Worldwide Use of the Death Penalty Increases Twofold

Latest figures released by human rights organisation Amnesty International show that the number of executions in the year 2001 was over twice as many as in the year 2000.

The International body’s annual report, published yesterday, states that 3,048 executions were carried out in 2001, compared to the year 2000 figure of 1,457 – an increase largely attributed to Beijing’s new “Strike Hard” crime policy. Indeed, no fewer than 1,781 people were executed in China between April and July 2001 - more than the total number of people executed in the rest of the world in the previous three years combined.

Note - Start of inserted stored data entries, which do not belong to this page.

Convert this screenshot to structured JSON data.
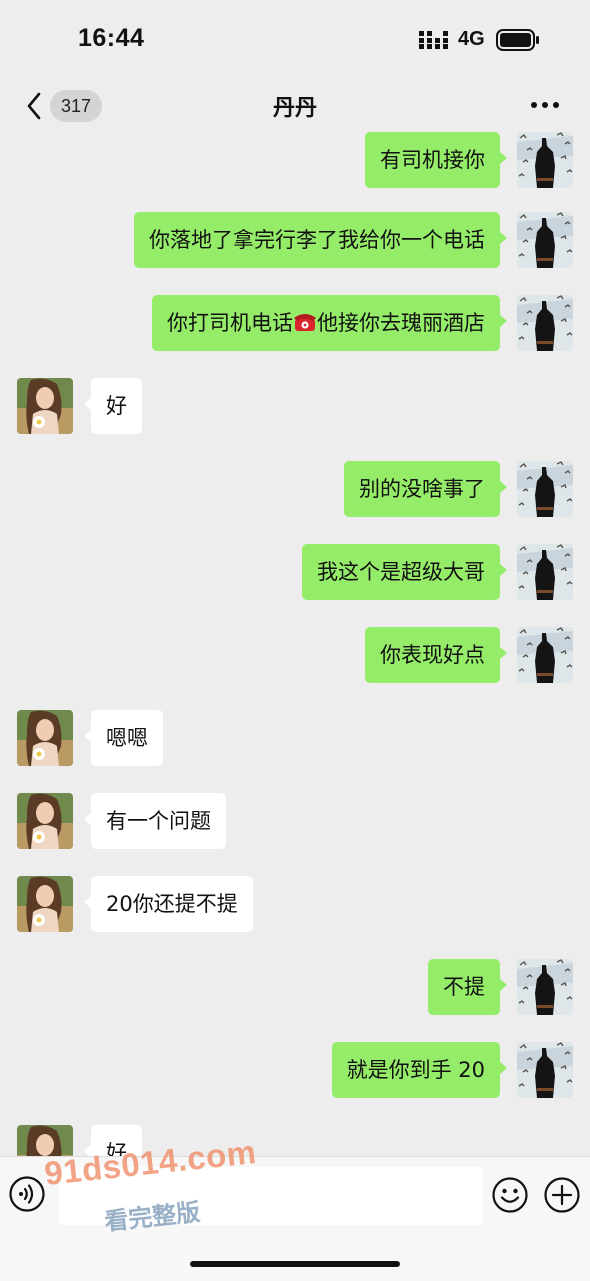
{
  "status_bar": {
    "time": "16:44",
    "network": "4G",
    "icons": [
      "signal-icon",
      "battery-icon"
    ]
  },
  "nav": {
    "unread_count": "317",
    "title": "丹丹",
    "icons": [
      "chevron-left-icon",
      "more-icon"
    ]
  },
  "messages": [
    {
      "from": "me",
      "text": "有司机接你"
    },
    {
      "from": "me",
      "text": "你落地了拿完行李了我给你一个电话"
    },
    {
      "from": "me",
      "text_before": "你打司机电话",
      "emoji": "telephone-emoji",
      "text_after": "他接你去瑰丽酒店"
    },
    {
      "from": "them",
      "text": "好"
    },
    {
      "from": "me",
      "text": "别的没啥事了"
    },
    {
      "from": "me",
      "text": "我这个是超级大哥"
    },
    {
      "from": "me",
      "text": "你表现好点"
    },
    {
      "from": "them",
      "text": "嗯嗯"
    },
    {
      "from": "them",
      "text": "有一个问题"
    },
    {
      "from": "them",
      "text": "20你还提不提"
    },
    {
      "from": "me",
      "text": "不提"
    },
    {
      "from": "me",
      "text": "就是你到手 20"
    },
    {
      "from": "them",
      "text": "好"
    }
  ],
  "input_bar": {
    "placeholder": "",
    "icons": [
      "voice-icon",
      "emoji-icon",
      "plus-icon"
    ]
  },
  "watermark": {
    "url": "91ds014.com",
    "cta": "看完整版"
  },
  "colors": {
    "background": "#ededed",
    "my_bubble": "#95ec69",
    "their_bubble": "#ffffff",
    "watermark_url": "#f08a64"
  }
}
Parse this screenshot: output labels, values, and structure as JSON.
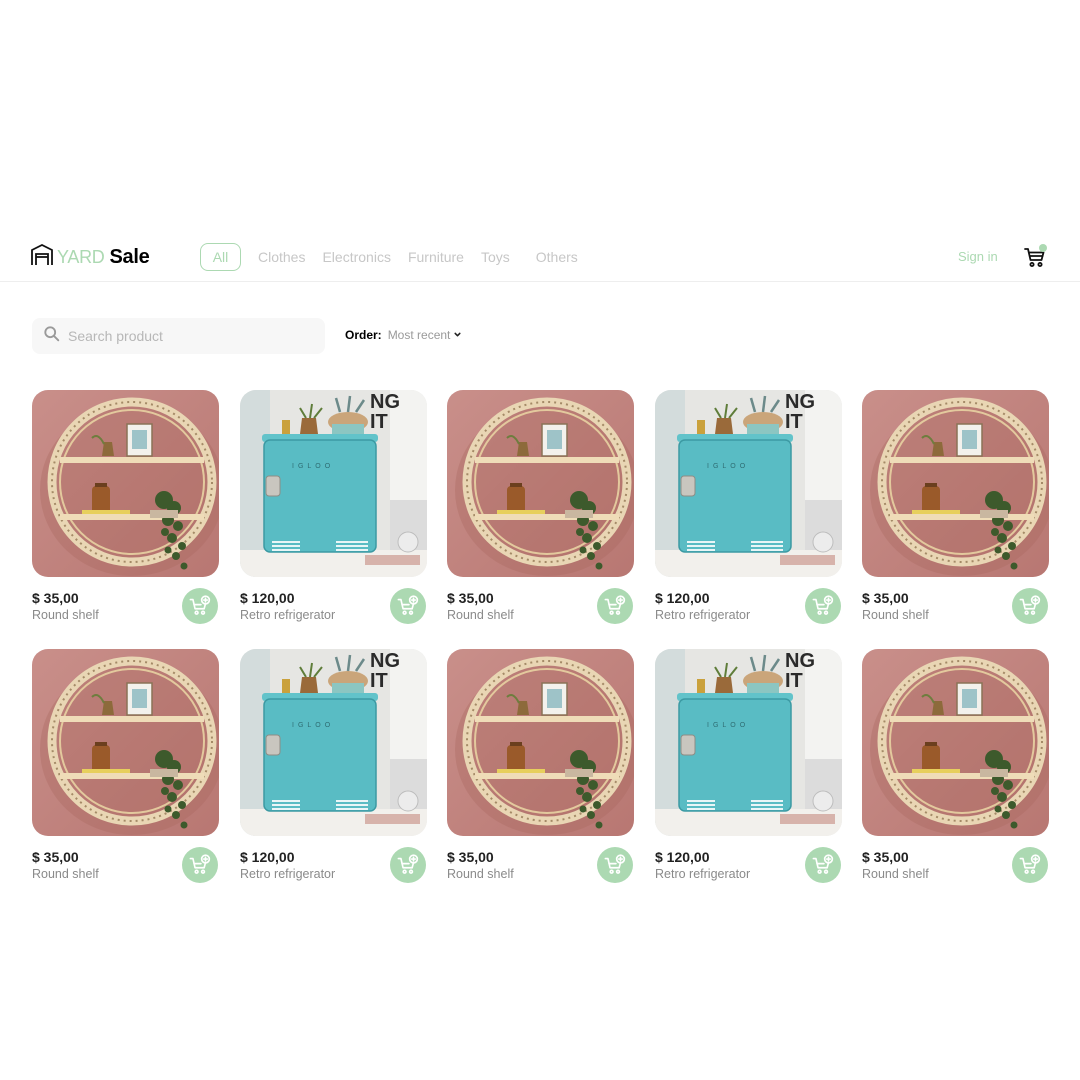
{
  "brand": {
    "part1": "YARD",
    "part2": "Sale"
  },
  "nav": {
    "items": [
      {
        "label": "All",
        "active": true
      },
      {
        "label": "Clothes"
      },
      {
        "label": "Electronics"
      },
      {
        "label": "Furniture"
      },
      {
        "label": "Toys"
      },
      {
        "label": "Others"
      }
    ],
    "signin": "Sign in"
  },
  "search": {
    "placeholder": "Search product",
    "value": ""
  },
  "order": {
    "label": "Order:",
    "value": "Most recent"
  },
  "colors": {
    "accent": "#acd9b2",
    "shelf_wall": "#c98f8a",
    "fridge": "#5bc0c8"
  },
  "products": [
    {
      "price": "$ 35,00",
      "name": "Round shelf",
      "image": "round-shelf"
    },
    {
      "price": "$ 120,00",
      "name": "Retro refrigerator",
      "image": "retro-fridge"
    },
    {
      "price": "$ 35,00",
      "name": "Round shelf",
      "image": "round-shelf"
    },
    {
      "price": "$ 120,00",
      "name": "Retro refrigerator",
      "image": "retro-fridge"
    },
    {
      "price": "$ 35,00",
      "name": "Round shelf",
      "image": "round-shelf"
    },
    {
      "price": "$ 35,00",
      "name": "Round shelf",
      "image": "round-shelf"
    },
    {
      "price": "$ 120,00",
      "name": "Retro refrigerator",
      "image": "retro-fridge"
    },
    {
      "price": "$ 35,00",
      "name": "Round shelf",
      "image": "round-shelf"
    },
    {
      "price": "$ 120,00",
      "name": "Retro refrigerator",
      "image": "retro-fridge"
    },
    {
      "price": "$ 35,00",
      "name": "Round shelf",
      "image": "round-shelf"
    }
  ]
}
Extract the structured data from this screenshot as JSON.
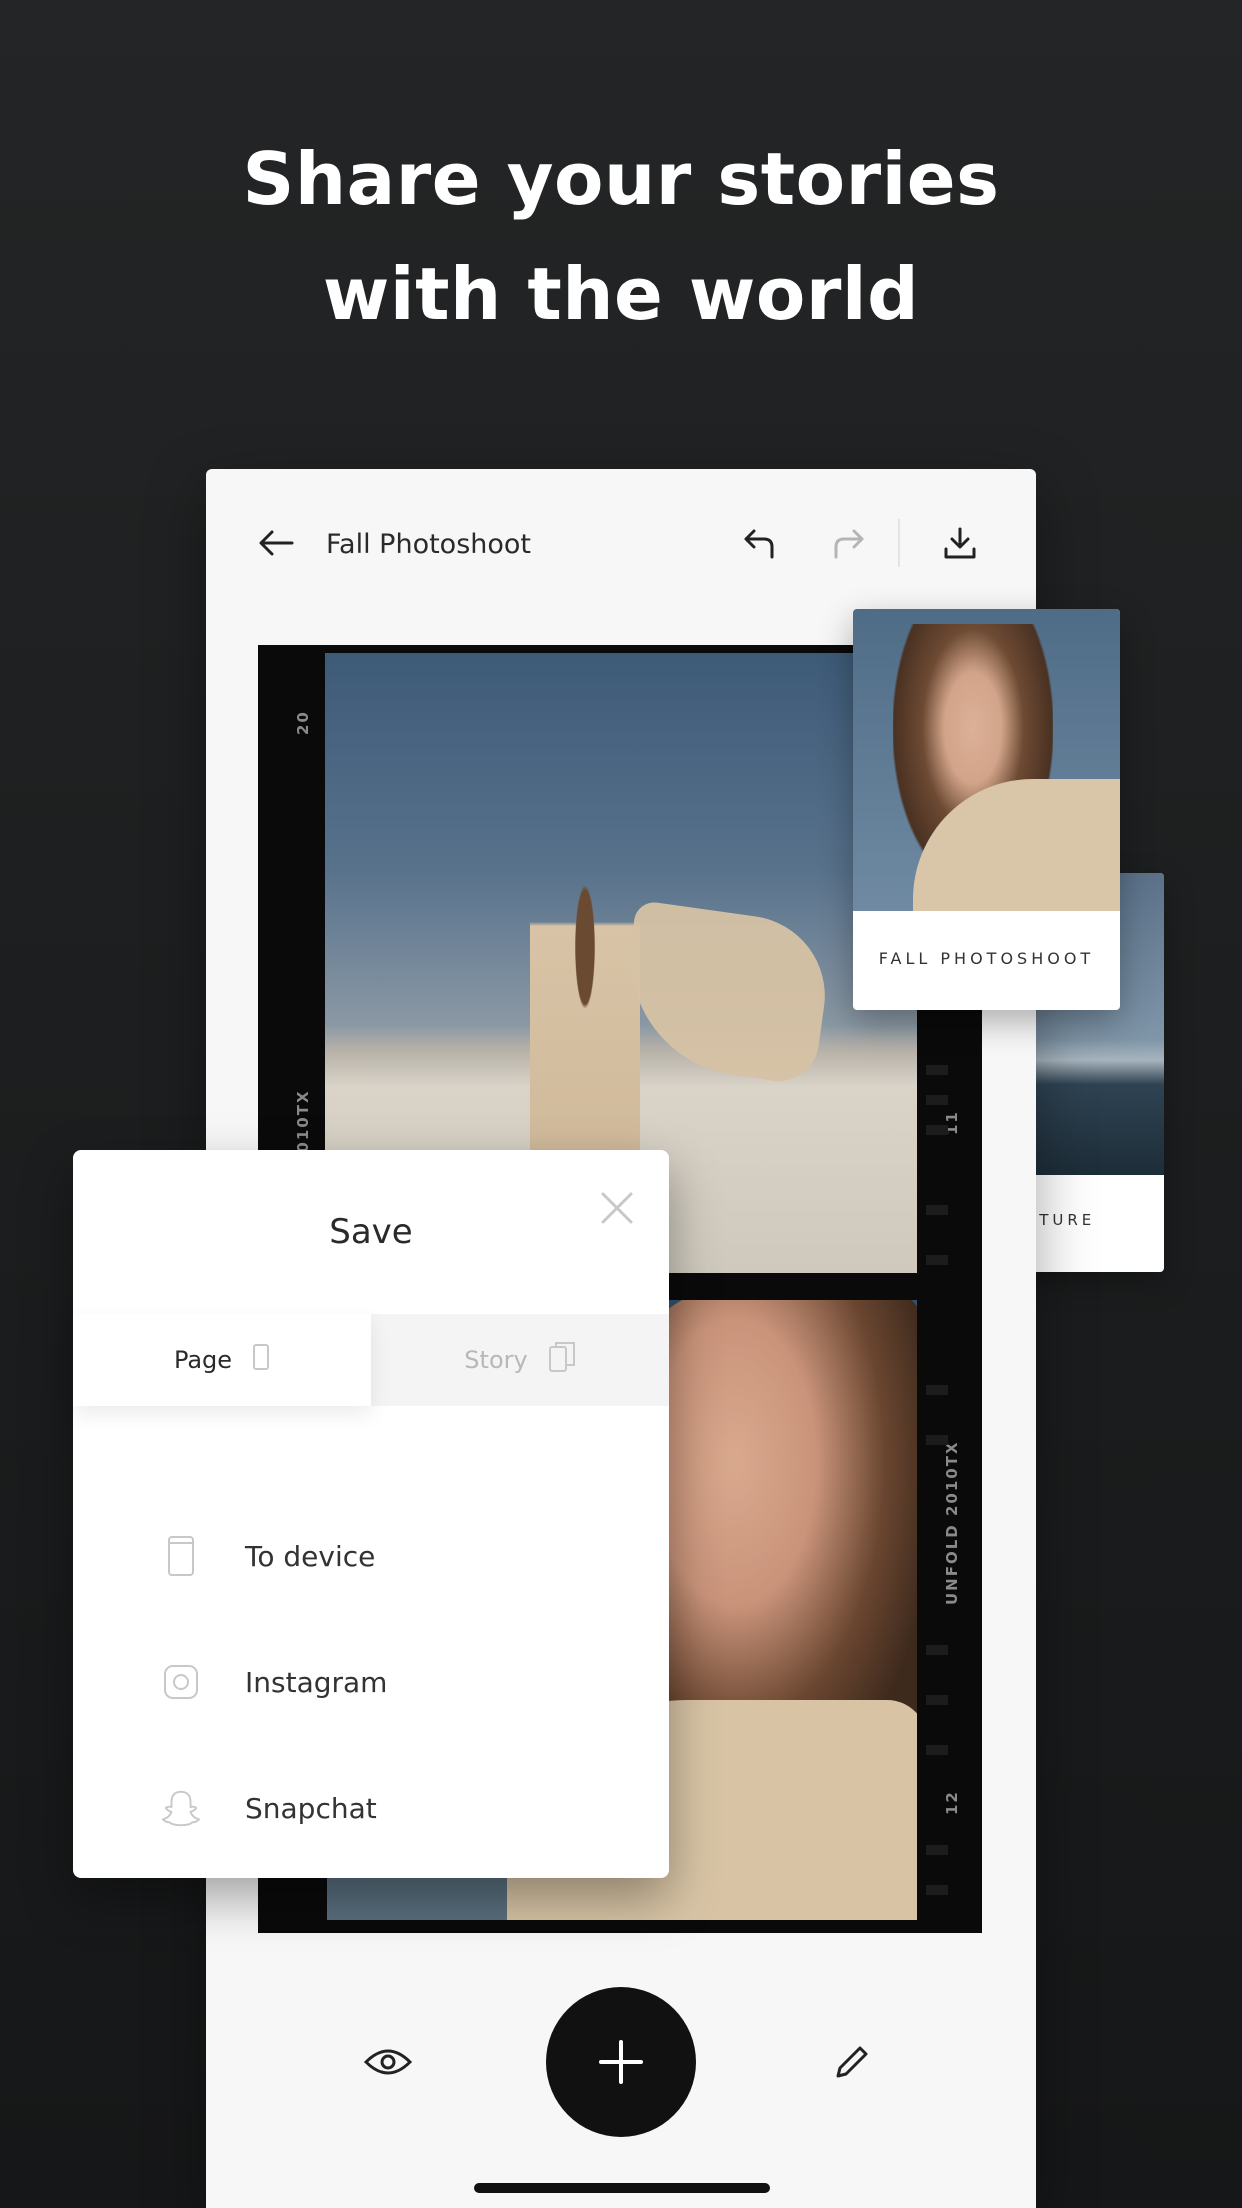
{
  "headline": {
    "line1": "Share your stories",
    "line2": "with the world"
  },
  "editor": {
    "title": "Fall Photoshoot",
    "icons": {
      "back": "arrow-left-icon",
      "undo": "undo-icon",
      "redo": "redo-icon",
      "download": "download-icon"
    }
  },
  "film": {
    "frame_top": "20",
    "code_left": "2010TX",
    "frame_mid": "11",
    "brand_right": "UNFOLD 2010TX",
    "frame_bottom": "12"
  },
  "cards": {
    "front_label": "FALL PHOTOSHOOT",
    "back_label": "NTURE"
  },
  "save_modal": {
    "title": "Save",
    "tabs": [
      {
        "label": "Page",
        "selected": true,
        "icon": "single-page-icon"
      },
      {
        "label": "Story",
        "selected": false,
        "icon": "multi-page-icon"
      }
    ],
    "options": [
      {
        "label": "To device",
        "icon": "phone-icon"
      },
      {
        "label": "Instagram",
        "icon": "instagram-icon"
      },
      {
        "label": "Snapchat",
        "icon": "snapchat-icon"
      }
    ]
  },
  "bottom_bar": {
    "icons": [
      "eye-icon",
      "plus-icon",
      "pencil-icon"
    ]
  },
  "colors": {
    "background": "#1f2122",
    "panel": "#f7f7f7",
    "fab": "#111111",
    "accent_text": "#2a2a2a"
  }
}
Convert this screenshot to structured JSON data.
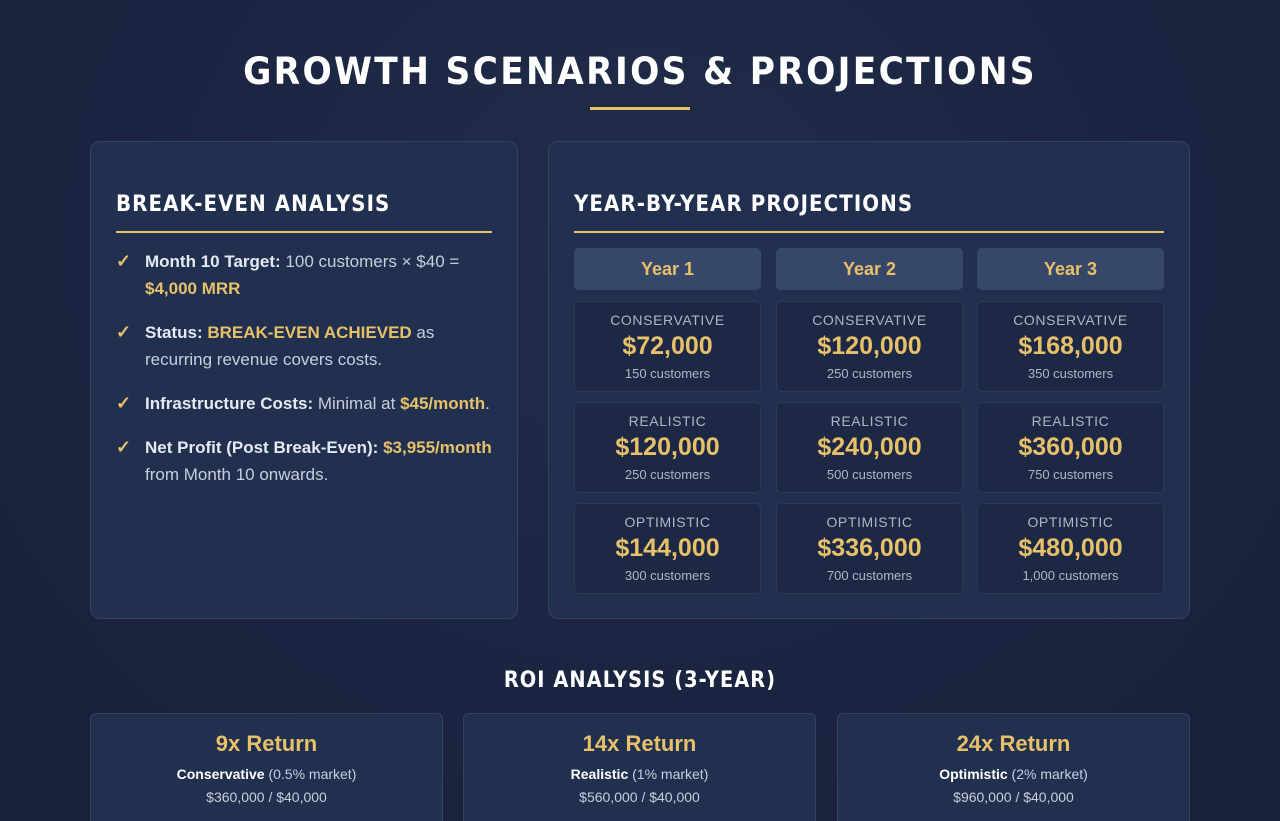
{
  "page": {
    "title": "GROWTH SCENARIOS & PROJECTIONS"
  },
  "breakeven": {
    "heading": "BREAK-EVEN ANALYSIS",
    "items": [
      {
        "label": "Month 10 Target:",
        "text": " 100 customers × $40 = ",
        "highlight": "$4,000 MRR",
        "suffix": ""
      },
      {
        "label": "Status:",
        "text": " ",
        "highlight": "BREAK-EVEN ACHIEVED",
        "suffix": " as recurring revenue covers costs."
      },
      {
        "label": "Infrastructure Costs:",
        "text": " Minimal at ",
        "highlight": "$45/month",
        "suffix": "."
      },
      {
        "label": "Net Profit (Post Break-Even):",
        "text": " ",
        "highlight": "$3,955/month",
        "suffix": " from Month 10 onwards."
      }
    ],
    "check_icon": "✓"
  },
  "projections": {
    "heading": "YEAR-BY-YEAR PROJECTIONS",
    "years": [
      "Year 1",
      "Year 2",
      "Year 3"
    ],
    "scenarios": [
      "CONSERVATIVE",
      "REALISTIC",
      "OPTIMISTIC"
    ],
    "values": [
      [
        {
          "value": "$72,000",
          "customers": "150 customers"
        },
        {
          "value": "$120,000",
          "customers": "250 customers"
        },
        {
          "value": "$168,000",
          "customers": "350 customers"
        }
      ],
      [
        {
          "value": "$120,000",
          "customers": "250 customers"
        },
        {
          "value": "$240,000",
          "customers": "500 customers"
        },
        {
          "value": "$360,000",
          "customers": "750 customers"
        }
      ],
      [
        {
          "value": "$144,000",
          "customers": "300 customers"
        },
        {
          "value": "$336,000",
          "customers": "700 customers"
        },
        {
          "value": "$480,000",
          "customers": "1,000 customers"
        }
      ]
    ]
  },
  "roi": {
    "title": "ROI ANALYSIS (3-YEAR)",
    "cards": [
      {
        "return": "9x Return",
        "scenario": "Conservative",
        "market": " (0.5% market)",
        "calc": "$360,000 / $40,000"
      },
      {
        "return": "14x Return",
        "scenario": "Realistic",
        "market": " (1% market)",
        "calc": "$560,000 / $40,000"
      },
      {
        "return": "24x Return",
        "scenario": "Optimistic",
        "market": " (2% market)",
        "calc": "$960,000 / $40,000"
      }
    ]
  },
  "colors": {
    "background": "#1b2540",
    "card": "#223050",
    "accent": "#e7c06a",
    "cell": "#1c2844",
    "year_header": "#364769"
  }
}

The Human rights group also highlights the extensive use of the Death Penalty in Iran, Saudi Arabia and the US (the number of executions in these countries being 139, 79 and 66 respectively) and highlights that when the number of executions in these countries are taken together with those of China, they amount to over 90% of the 2001 total. Amnesty also mentions that the number of executions in Iran was believed to actually be “much higher”, pointing out that the report includes only officially-acknowledged executions, as “many countries [are] deliberately keeping the true numbers of those executed secret, belying the supposed deterrent value of the death penalty”.

Amnesty International also expressed concern over the fact of 5,265 people worldwide were sentenced to death last year (up from the year-2000 value of 3,058) with many cases in “blatant violation of international standards on the application of the death penalty”. Such violations include sentencing someone to death for an act committed while under the age of 18 – the three recorded cases in 2001 occurring in Iran, Pakistan and the US.

The report welcomes the fact that three further countries outlawed the death penalty in 2001, which meant that by the end of the year 111 countries had already abolished such a punishment either “in law or practice”. The organisation also welcomed the tightening of legislation on this topic in both the former Yugoslavia and Chile, and also called on the UN Committee of Human Rights to establish an international moratorium on the use of the death penalty.

With regard to Russia, a moratorium on the death penalty has been in place since a decree by President Yeltsin in August 1996. However the issue has come under the spotlight again recently, with the lower chamber of Parliament, or State Duma, voting in February for the penalty to be reinstated. Speaking in an interview at the weekend, Vladimir Putin recognised the political significance of this issue in Russia, but asserted that he would not engage in the (personally) “politically beneficial” move of abolishing the moratorium in order to “close the topic for several years”. Mr Putin stated last month that any removing of the moratorium on the death penalty would not reduce crime, and this weekend added that crime prevention “required actions in a broad range of spheres” and not simply “slogans and populist moves”. However, as a member of the Council of Europe, Russia must conform to the requirement that the death penalty is ruled out, and it is this, as well as human rights and the battle against crime, which explain this weekend’s defining statement by the President, that: “As long as anything depends on me, there will be no death penalty in Russia”.